Note that there are other non-compact logics - say, infinitary logic $\mathcal{L}_{\omega_1\omega}$. However, second-order logic is a more compelling counterexample: unlike $\mathcal{L}_{\omega_1\omega}$, which does have a kind of proof system associated to it (via an infinitary sequent calculus, developed by Lopez-Escobar and later Barwise, if I recall correctly) which is reasonably set-theoretically absolute, second-order logic is just completely terrible.

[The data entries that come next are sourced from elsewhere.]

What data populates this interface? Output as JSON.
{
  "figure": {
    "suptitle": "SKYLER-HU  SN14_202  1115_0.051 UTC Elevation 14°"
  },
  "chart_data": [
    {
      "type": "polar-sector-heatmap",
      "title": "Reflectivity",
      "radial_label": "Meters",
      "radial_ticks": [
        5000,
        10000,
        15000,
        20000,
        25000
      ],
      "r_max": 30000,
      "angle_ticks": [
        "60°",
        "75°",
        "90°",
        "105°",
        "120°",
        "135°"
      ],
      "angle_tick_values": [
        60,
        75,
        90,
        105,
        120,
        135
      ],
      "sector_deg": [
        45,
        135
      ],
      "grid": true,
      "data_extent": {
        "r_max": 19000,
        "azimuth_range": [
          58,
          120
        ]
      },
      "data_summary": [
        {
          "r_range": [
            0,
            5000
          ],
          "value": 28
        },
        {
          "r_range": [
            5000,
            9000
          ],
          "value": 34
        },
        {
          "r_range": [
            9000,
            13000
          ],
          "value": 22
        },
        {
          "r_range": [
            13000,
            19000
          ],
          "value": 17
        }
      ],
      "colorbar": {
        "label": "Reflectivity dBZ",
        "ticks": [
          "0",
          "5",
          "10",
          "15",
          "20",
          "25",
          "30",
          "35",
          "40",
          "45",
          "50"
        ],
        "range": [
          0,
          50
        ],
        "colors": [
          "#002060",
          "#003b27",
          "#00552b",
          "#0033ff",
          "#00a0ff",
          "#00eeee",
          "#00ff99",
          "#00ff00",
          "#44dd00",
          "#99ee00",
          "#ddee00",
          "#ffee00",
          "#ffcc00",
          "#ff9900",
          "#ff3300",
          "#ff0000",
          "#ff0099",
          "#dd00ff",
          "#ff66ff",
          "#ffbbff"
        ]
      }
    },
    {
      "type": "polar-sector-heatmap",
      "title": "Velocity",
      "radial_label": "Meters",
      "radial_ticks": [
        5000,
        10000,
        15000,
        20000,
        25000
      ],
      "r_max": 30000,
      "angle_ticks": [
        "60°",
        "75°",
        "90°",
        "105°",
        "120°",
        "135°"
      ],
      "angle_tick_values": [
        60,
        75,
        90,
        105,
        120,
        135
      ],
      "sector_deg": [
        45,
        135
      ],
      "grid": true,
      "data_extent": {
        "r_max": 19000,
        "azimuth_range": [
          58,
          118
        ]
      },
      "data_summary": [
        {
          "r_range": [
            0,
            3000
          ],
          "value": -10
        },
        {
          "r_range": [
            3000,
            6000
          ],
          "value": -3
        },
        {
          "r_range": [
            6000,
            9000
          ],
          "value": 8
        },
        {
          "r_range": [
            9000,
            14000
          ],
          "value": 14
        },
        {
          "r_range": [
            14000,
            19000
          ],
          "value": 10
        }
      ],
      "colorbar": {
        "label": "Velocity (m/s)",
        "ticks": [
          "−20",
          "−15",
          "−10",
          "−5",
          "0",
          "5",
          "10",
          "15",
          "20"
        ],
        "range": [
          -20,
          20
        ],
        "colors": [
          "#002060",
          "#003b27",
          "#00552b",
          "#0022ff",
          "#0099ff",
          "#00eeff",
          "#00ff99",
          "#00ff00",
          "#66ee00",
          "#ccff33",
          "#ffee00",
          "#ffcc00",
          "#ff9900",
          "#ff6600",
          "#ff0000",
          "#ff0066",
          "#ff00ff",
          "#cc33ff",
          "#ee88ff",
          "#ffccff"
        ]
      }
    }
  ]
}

Specifically, the question of validity in second-order logic - what second-order sentences are true in all models - is a fundamentally set-theoretic one. For example, there is a sentence $\varphi$ in second-order logic which is valid iff the Continuum Hypothesis holds, and similarly for many other set-theoretic statements (this general phenomenon is reflected in the ludicrous size of the Hanf number of second-order logic).


Maybe this suggests that you should restrict attention to compact logics. If so, though, you'll be hard pressed to find examples other than first-order logic (and its sublogics) without invoking some set-theoretic ideas. This is because of Lindstrom's theorem, which states that there is no logic strictly stronger than first-order logic which is compact and has the Lowenheim-Skolem property. So, if you want a logic stronger than first-order logic, it had better do something complicated with respect to uncountable structures, specifically. An example is first-order logic with a quantifier for "there are uncountably many," which was shown to be (countably) compact by Keisler if I recall correctly; there are other more technical examples known.